İnsanın can evi vardır bilirsiniz, pek kıymetlidir hani. Can dostu olanların can evi kıymetli olmanın ötesinde beş çayları eşliğinde hayata dair sohbetlerin edildiği yarı kutsal bir mekandır aynı zamanda. Çoğu kez çaylar biraya, kurabiyeler peynire ve turşuya, nihayetinde biralar rakıya, insanlar da maymuna evrilerek Darwin’in tezi üzerindeki boşluklar ortaya serilir. Duvardaki University of La Folla Berry Gelle diplomasının hakkını verir ortamdaki bilimsel konuşmalar. İnsanın canına okumak böyle bir şeydir ve ancak bu medresede tedrisat görenlere ve mezuniyet hakkı kazannanlara sağlanan bir imtiyazdır. Yolunuz düşerse diye not düşeyim adresini, Nirvana Apt. Kat: Mandu, Aksoy Dükalığı, Kordelya.

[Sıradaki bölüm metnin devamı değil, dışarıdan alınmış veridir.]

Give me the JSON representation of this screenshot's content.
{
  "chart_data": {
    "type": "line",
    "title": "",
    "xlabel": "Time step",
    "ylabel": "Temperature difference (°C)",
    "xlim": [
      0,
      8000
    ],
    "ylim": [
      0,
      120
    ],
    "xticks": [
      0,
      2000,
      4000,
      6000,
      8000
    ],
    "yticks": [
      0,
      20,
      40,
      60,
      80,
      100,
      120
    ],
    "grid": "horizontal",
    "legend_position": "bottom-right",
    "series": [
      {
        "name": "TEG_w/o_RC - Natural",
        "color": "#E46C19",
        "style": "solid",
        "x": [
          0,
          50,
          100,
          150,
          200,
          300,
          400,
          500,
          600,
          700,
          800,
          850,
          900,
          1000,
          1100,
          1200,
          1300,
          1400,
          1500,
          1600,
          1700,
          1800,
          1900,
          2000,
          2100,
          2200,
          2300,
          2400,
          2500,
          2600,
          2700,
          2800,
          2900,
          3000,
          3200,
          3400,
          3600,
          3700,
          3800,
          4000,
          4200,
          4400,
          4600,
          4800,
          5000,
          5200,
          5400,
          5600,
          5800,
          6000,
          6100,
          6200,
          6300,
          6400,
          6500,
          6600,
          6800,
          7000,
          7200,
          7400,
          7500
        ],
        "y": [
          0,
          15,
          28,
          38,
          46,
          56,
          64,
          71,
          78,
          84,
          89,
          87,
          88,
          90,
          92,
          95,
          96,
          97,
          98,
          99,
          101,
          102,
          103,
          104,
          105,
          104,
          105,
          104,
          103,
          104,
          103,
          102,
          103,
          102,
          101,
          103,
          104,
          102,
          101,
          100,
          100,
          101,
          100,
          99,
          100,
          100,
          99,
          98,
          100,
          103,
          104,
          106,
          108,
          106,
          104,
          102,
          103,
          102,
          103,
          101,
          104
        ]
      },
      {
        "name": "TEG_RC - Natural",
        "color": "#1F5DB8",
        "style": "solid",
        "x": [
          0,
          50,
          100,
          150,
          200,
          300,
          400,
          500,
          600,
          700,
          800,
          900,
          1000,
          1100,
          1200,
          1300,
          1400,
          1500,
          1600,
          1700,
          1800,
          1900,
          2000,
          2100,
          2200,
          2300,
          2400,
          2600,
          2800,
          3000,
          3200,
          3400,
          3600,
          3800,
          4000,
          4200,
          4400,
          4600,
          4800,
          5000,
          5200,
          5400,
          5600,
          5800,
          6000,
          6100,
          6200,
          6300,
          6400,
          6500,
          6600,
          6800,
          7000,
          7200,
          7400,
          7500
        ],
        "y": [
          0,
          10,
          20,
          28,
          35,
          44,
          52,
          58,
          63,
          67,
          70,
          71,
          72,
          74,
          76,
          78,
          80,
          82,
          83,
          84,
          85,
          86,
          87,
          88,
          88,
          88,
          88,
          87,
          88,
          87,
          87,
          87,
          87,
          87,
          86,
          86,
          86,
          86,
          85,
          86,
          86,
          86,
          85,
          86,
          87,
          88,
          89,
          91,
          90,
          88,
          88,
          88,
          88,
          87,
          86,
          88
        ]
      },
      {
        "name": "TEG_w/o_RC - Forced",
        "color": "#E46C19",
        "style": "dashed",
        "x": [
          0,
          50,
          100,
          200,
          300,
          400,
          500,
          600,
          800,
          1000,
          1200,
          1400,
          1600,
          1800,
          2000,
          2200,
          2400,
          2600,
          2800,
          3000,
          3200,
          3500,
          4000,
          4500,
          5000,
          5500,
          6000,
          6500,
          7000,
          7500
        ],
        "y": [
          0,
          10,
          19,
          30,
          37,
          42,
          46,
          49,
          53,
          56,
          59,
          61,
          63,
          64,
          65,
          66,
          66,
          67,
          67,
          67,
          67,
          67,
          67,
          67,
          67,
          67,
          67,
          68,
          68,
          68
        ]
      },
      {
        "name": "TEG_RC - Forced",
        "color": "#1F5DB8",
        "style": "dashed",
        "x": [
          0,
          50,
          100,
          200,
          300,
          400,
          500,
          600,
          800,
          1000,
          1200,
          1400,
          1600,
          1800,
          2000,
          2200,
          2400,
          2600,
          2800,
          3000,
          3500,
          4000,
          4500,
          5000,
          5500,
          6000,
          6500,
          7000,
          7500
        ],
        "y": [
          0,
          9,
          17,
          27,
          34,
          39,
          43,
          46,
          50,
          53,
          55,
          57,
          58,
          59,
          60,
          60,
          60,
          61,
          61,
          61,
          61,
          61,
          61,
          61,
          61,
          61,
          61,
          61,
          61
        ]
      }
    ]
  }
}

Bunlarla kalır mı? Kalmaz. İnsanın can yoldaşı oldumu, yol yordam öğrenir. Can kuşunun şarkılarını can kulağıyla dinlemeyi öğrenir. Hayatın inceliklerine dair, nezakete dair ilim sahibi olur; sırça köşklerde, pamuklar arası kumpanyalarda latif eserler sahnelemeyi becerir olur, çünkü hep bunlar insanın canına değer.

Cansız hayat, adı üstündedir cansızlaşır, renksizdir, kurudur. Seni görüp de halinden anlayan sorar hemen, “hey dostum canına mı susadın alla sen?” “Evet ya!” dersin gözlerin kocaman, en azından bir iki feys alayım diye idareten, oturursun ekranının karşısına. Biri seni farketmedi, sen de durumuna geç uyandıysan vay haline. Can havliyle damardan, üstelik canı pahasına Akheneton verirler de ancak toparlarsın mazallah. 

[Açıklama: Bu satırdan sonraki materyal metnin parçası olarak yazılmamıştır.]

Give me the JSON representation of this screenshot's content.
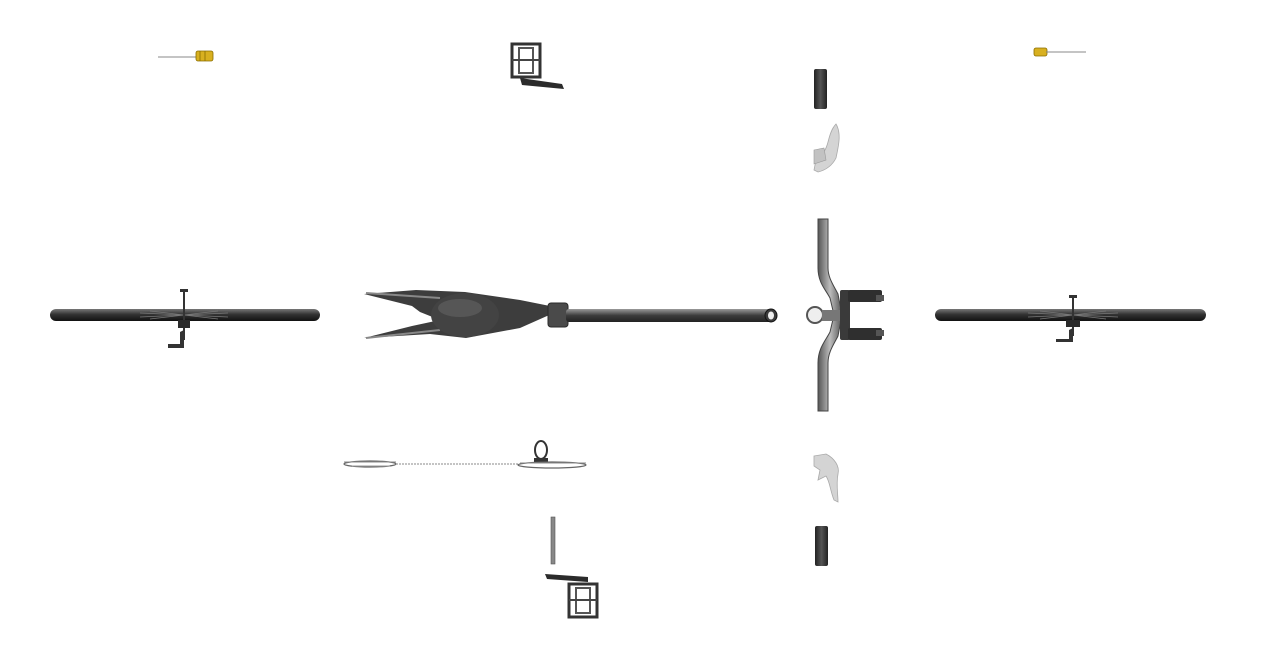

Gün olur (ki rivayet senenin dokuzuncu ayının onikinci gününe yakın günlerdendir) “hah bu tam can dostuma uygun bir hediye” diyeceği bir şey görür çarşıda dolaşırken insan. Bak bu iyi denk geldi yoksa canıma ot tıkardım görmeseydim dersin. “Yalnız bak o canına değil çanınadır dostum, bilelim doğru kullanalım” der bilmiş iç ses. “Sen gel bir çengel yüzünden madara etme kendini, en azından deyimleri doğru kullan. Meydanı boş buldun diye yazmak kolay. Hem hediye dediğin şey zaten birbirine bu hayatta hediye olmuş canların, yine birbirlerine verdikleri sembolik bir nesnedir, yoksa nedir. Asıl maksat canı gönülden bir kutlamadır, gerisi laf-ı güzaftır, laf ebeliğidir.” “Haklısın hacı” dedim iç sesime, “zaten dünyaya gözünü laf ebeleri arasında açan kişiden de ne beklenir. İki kelimeyi kurcalamadan peşpeşe getiremez oldum hafız, acaba doğum sırasında kordon dolandı da oksijen mi gitmedi” diye sordum. “Nereden bileyim la!” dedi kabalaştı bi an, “doğum kordonda dolaşırken mi oldu, hava mı kirliydi, ne diyon, ne oldu? Anlamadım ben dediğini, boşver takma kafana cancağızım” dedi “hem ne demiş atalarımız:  Ne can çıkar ne de hayhuy.” “Haklısın üstad” dedim, “kılavuzu ebe olanın canı burnundadır zaten”.